Contre leur coutume, les Espagnols eux-mêmes se montraient peu impatiens de mettre à mort leur prisonnier. Ils avaient d’abord songé à l’amener à Bruxelles, espérant bien arracher d’importans aveux d’un personnage aussi considérable. Soit que Marnix voulût tirer avantage de ces dispositions pour gagner du temps, ou que le désespoir se fût emparé de son esprit, il laissa entendre que son parti ne serait point éloigné de traiter de la paix, et qu’il pourrait lui-même servir à la négociation. Il était alors entre les mains d’un vieux soldat de fortune, Ramiro, cassé par soixante ans de guerre, avide de quitter ces rudes provinces, et qui saisit promptement l’appât. Marnix alla jusqu’à dire que s’il pouvait retourner pendant huit jours auprès d’Orange, il se faisait fort de l’amener à conclure la paix désirée. Cette liberté sur otage lui fut accordée. Avant d’en profiter, il écrivit à Guillaume deux lettres où il semble exagérer son propre découragement.

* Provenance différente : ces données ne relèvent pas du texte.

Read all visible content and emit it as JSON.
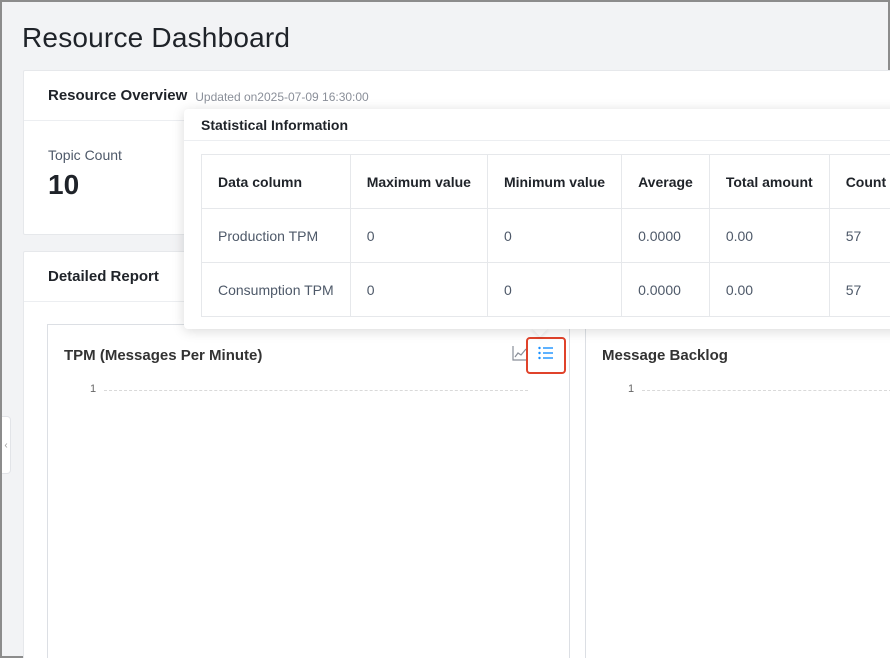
{
  "page": {
    "title": "Resource Dashboard"
  },
  "overview": {
    "title": "Resource Overview",
    "updated": "Updated on2025-07-09 16:30:00",
    "topic_count_label": "Topic Count",
    "topic_count_value": "10"
  },
  "report": {
    "title": "Detailed Report"
  },
  "charts": {
    "tpm": {
      "title": "TPM (Messages Per Minute)",
      "y_tick": "1"
    },
    "backlog": {
      "title": "Message Backlog",
      "y_tick": "1"
    }
  },
  "toolbar": {
    "line_icon": "line-chart-icon",
    "list_icon": "list-icon",
    "accent": "#1890ff",
    "highlight": "#e0432b"
  },
  "popover": {
    "title": "Statistical Information",
    "columns": [
      "Data column",
      "Maximum value",
      "Minimum value",
      "Average",
      "Total amount",
      "Count"
    ],
    "rows": [
      [
        "Production TPM",
        "0",
        "0",
        "0.0000",
        "0.00",
        "57"
      ],
      [
        "Consumption TPM",
        "0",
        "0",
        "0.0000",
        "0.00",
        "57"
      ]
    ]
  },
  "side_handle": {
    "icon": "chevron-left-icon"
  }
}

Qu’y avait-il de sincère et de joué dans son attitude ? Il sera toujours difficile de le dire. En considérant de près la finesse de son esprit, on ne peut s’empêcher de voir dans la négociation entamée un moyen de tromper l’échafaud.

Pendant trois mois, il refait chaque soir son testament, car il savait comment Philippe II faisait secrètement étrangler les prisonniers importans, et comment se trouvaient des médecins pour attester qu’ils étaient morts de pleurésie[1]. Le cœur de Marnix a-t-il failli en face de cette mort menteuse et masquée ? Il a désespéré de la cause politique, non de la cause religieuse. Il était si loin de faillir à sa foi, que les Espagnols et Noircarmes jugèrent à propos de ne jamais toucher ce point avec lui. Marnix crut que la question politique était perdue, que la victoire matérielle était impossible, qu’il ne restait qu’à s’expatrier, à emporter sa croyance dans les déserts; que ses idées, ses principes, ne pouvaient s’enraciner dans ce lieu, à ce méridien; que pour les sauver il fallait les transporter par-delà l’empire

  1. « On doit procéder à l’exécution de telle manière que personne ne sache que Montigny a été justifié, mais qu’on dit en public, au contraire, qu’il est mort de sa mort naturelle. » Correspondance de Philippe II, t. Ier, p. 152. — « Il a fait exécuter secrètement Genlis après avoir publié qu’il était malade. » Ibid., p. 431. — « Il restait des Français prisonniers; le duc a dit à Requesens qu’il avait ordre du roi de les faire mourir secrètement. » Ibid., 30 décembre 1573.